One-step calcination synthesis of WC–Mo2C heterojunction nanoparticles as novel H2-production cocatalysts for enhanced photocatalytic activity of TiO2

Abstract

Hexagonal molybdenum carbide (Mo₂C) as a high-efficiency non-noble cocatalyst has been widely applied in the photocatalytic H₂-generation area due to its platinum-like H⁺-adsorption potential, high thermal stability, and excellent electrochemistry properties. However, Mo₂C possesses relatively low electrical conductivity and strong Mo–H bonds, resulting in a limited H₂-generation activity of Mo₂C-modified photocatalysts. In this paper, a tungsten carbide–molybdenum carbide (WC–Mo₂C) heterojunction was constructed by introducing WC with high electrical conductivity into Mo₂C for weakening the Mo–H bond.

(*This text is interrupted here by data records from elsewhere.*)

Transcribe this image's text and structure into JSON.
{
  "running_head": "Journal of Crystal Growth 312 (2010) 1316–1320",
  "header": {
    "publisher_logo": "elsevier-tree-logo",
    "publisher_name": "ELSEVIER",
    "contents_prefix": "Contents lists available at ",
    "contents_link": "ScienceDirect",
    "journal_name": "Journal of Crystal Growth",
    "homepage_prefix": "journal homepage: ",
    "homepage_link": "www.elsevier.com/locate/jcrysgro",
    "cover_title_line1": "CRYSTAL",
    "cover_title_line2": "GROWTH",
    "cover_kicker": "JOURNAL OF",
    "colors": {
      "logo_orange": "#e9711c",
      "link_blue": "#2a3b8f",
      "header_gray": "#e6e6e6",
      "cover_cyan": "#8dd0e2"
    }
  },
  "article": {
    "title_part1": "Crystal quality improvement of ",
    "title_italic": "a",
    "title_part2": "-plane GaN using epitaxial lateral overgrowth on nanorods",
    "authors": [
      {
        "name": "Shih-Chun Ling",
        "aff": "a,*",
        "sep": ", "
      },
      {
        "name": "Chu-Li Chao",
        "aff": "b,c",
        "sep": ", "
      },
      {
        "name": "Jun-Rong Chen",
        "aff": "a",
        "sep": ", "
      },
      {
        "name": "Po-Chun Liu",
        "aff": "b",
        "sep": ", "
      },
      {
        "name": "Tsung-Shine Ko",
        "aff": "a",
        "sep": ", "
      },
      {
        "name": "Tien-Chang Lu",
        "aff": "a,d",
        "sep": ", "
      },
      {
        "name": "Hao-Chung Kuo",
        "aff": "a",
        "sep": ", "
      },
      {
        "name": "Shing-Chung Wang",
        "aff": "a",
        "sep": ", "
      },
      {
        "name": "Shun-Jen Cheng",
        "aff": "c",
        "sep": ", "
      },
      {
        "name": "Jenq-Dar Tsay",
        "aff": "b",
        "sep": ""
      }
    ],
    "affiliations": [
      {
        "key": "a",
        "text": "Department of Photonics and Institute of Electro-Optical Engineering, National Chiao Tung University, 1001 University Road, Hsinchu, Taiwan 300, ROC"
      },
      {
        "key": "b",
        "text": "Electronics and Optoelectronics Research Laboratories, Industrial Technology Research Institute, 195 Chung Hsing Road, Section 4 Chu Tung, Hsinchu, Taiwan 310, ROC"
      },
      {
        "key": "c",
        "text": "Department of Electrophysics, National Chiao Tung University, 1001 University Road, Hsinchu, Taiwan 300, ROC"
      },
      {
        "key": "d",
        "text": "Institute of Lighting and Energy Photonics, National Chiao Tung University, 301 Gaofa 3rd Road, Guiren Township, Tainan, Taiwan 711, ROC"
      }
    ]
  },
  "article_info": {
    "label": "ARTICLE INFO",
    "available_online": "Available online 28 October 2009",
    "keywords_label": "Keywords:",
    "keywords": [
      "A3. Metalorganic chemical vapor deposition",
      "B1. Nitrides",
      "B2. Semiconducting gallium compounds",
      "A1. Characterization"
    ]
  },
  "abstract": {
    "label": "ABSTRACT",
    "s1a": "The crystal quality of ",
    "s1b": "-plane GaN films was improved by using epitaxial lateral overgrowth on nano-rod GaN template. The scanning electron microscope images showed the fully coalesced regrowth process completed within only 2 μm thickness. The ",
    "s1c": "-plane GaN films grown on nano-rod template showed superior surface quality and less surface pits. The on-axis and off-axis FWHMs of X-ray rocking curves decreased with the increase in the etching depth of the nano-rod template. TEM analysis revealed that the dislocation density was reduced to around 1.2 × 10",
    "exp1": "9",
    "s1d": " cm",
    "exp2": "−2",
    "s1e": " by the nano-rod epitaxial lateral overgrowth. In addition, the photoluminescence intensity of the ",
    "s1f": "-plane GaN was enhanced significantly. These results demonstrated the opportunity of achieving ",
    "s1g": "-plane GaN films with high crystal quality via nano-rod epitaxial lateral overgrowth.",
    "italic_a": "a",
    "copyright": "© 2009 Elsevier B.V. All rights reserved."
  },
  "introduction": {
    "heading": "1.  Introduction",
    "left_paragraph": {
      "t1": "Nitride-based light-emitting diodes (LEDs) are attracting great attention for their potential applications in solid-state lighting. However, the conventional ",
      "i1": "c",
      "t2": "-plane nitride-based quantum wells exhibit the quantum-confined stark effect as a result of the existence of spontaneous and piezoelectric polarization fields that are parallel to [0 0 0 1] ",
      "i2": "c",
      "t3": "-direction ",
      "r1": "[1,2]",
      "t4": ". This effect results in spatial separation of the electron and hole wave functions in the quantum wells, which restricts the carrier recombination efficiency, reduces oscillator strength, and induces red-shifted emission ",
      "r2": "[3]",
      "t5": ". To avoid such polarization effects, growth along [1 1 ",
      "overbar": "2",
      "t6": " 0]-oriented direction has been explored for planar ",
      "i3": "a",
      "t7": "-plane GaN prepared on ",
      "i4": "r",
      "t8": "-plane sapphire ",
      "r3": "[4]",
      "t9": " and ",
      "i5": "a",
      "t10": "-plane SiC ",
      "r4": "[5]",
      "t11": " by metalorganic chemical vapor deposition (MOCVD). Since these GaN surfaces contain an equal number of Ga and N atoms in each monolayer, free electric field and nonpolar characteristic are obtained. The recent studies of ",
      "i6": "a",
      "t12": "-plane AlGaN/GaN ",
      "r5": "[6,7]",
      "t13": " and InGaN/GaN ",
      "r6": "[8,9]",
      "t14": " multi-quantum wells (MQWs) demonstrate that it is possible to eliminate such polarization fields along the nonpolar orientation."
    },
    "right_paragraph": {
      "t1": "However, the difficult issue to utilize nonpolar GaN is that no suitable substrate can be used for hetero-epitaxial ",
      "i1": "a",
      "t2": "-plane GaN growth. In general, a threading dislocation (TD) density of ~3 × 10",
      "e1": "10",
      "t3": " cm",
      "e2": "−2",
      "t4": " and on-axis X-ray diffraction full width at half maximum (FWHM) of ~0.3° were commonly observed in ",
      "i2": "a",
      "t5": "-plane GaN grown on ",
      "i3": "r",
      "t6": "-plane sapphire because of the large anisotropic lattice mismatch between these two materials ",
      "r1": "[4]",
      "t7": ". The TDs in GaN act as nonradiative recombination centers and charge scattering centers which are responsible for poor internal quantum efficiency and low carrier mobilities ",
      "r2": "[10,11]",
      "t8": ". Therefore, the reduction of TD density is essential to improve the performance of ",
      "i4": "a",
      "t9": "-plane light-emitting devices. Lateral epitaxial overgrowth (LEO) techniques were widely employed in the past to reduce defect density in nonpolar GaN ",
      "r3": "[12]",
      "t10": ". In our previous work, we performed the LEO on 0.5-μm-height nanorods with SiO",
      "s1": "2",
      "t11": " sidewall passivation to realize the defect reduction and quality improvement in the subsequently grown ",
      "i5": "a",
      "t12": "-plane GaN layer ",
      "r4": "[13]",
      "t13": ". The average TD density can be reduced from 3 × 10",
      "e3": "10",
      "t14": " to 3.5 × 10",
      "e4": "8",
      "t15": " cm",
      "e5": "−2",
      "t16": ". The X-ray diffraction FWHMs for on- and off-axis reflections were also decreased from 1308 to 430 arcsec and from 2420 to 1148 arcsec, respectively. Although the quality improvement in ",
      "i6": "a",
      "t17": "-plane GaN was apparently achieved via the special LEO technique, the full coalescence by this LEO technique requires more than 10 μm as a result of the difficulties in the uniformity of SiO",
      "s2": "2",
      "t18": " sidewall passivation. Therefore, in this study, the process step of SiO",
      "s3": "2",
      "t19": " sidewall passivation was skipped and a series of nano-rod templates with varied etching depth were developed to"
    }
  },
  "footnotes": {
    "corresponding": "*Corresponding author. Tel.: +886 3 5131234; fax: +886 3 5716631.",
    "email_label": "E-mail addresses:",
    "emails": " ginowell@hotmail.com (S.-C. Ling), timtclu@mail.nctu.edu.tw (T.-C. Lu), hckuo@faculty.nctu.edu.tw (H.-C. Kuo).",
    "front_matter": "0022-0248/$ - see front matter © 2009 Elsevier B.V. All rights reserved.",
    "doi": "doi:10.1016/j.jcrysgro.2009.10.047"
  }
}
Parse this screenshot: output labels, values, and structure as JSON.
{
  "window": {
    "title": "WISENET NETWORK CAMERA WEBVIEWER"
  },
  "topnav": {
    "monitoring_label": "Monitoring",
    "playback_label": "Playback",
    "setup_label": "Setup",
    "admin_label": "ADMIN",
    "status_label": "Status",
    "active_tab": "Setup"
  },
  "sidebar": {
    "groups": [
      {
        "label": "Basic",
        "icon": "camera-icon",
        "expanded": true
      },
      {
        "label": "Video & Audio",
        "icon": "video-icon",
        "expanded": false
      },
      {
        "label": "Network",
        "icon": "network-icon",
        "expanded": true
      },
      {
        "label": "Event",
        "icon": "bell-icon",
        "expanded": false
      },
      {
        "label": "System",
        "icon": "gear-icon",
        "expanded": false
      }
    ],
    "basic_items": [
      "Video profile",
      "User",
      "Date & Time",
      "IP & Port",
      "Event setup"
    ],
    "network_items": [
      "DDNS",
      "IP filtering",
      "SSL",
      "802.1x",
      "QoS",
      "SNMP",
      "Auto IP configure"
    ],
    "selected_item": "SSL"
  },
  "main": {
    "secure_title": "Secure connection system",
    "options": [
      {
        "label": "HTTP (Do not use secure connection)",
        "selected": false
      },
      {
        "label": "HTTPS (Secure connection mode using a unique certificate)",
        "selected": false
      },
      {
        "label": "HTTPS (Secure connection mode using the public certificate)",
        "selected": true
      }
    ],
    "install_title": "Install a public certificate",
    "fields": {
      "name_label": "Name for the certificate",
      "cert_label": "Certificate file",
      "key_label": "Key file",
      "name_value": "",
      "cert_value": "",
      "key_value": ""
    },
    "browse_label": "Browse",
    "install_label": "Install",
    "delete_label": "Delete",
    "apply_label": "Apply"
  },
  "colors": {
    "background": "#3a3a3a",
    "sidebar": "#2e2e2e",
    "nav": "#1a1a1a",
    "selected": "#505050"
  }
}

The carbon-coated WC–Mo₂C heterojunction nanoparticles (WC–Mo₂C@C) by one-step calcination of a controllable ratio mixture (melamine (MA), (NH₄)₆Mo₇O₂₄ and (NH₄)₆H₂W₁₂O₄₀) at 800 °C were decorated on a TiO₂ surface to form WC–Mo₂C@C/TiO₂ for the enhanced hydrogen-production performance of TiO₂. The H₂-production results showed that the highest H₂-production rate of WC–Mo₂C@C/TiO₂ reached 903 μmol h⁻¹ g⁻¹ (AQE = 2.70%), which was 90.3, 3.6 and 2.5 times higher than that of TiO₂, Mo₂C@C/TiO₂, and WC@C/TiO₂, respectively. The enhanced performance of WC–Mo₂C@C/TiO₂ can be attributed to the addition of W element being able to simultaneously increase the conductivity of Mo₂C and weaken the Mo–H bond for boosting the photocatalytic H₂-production reaction of TiO₂. This work provides a feasible strategy to explore efficient Mo₂C-modified photocatalysts in the H₂-generation field.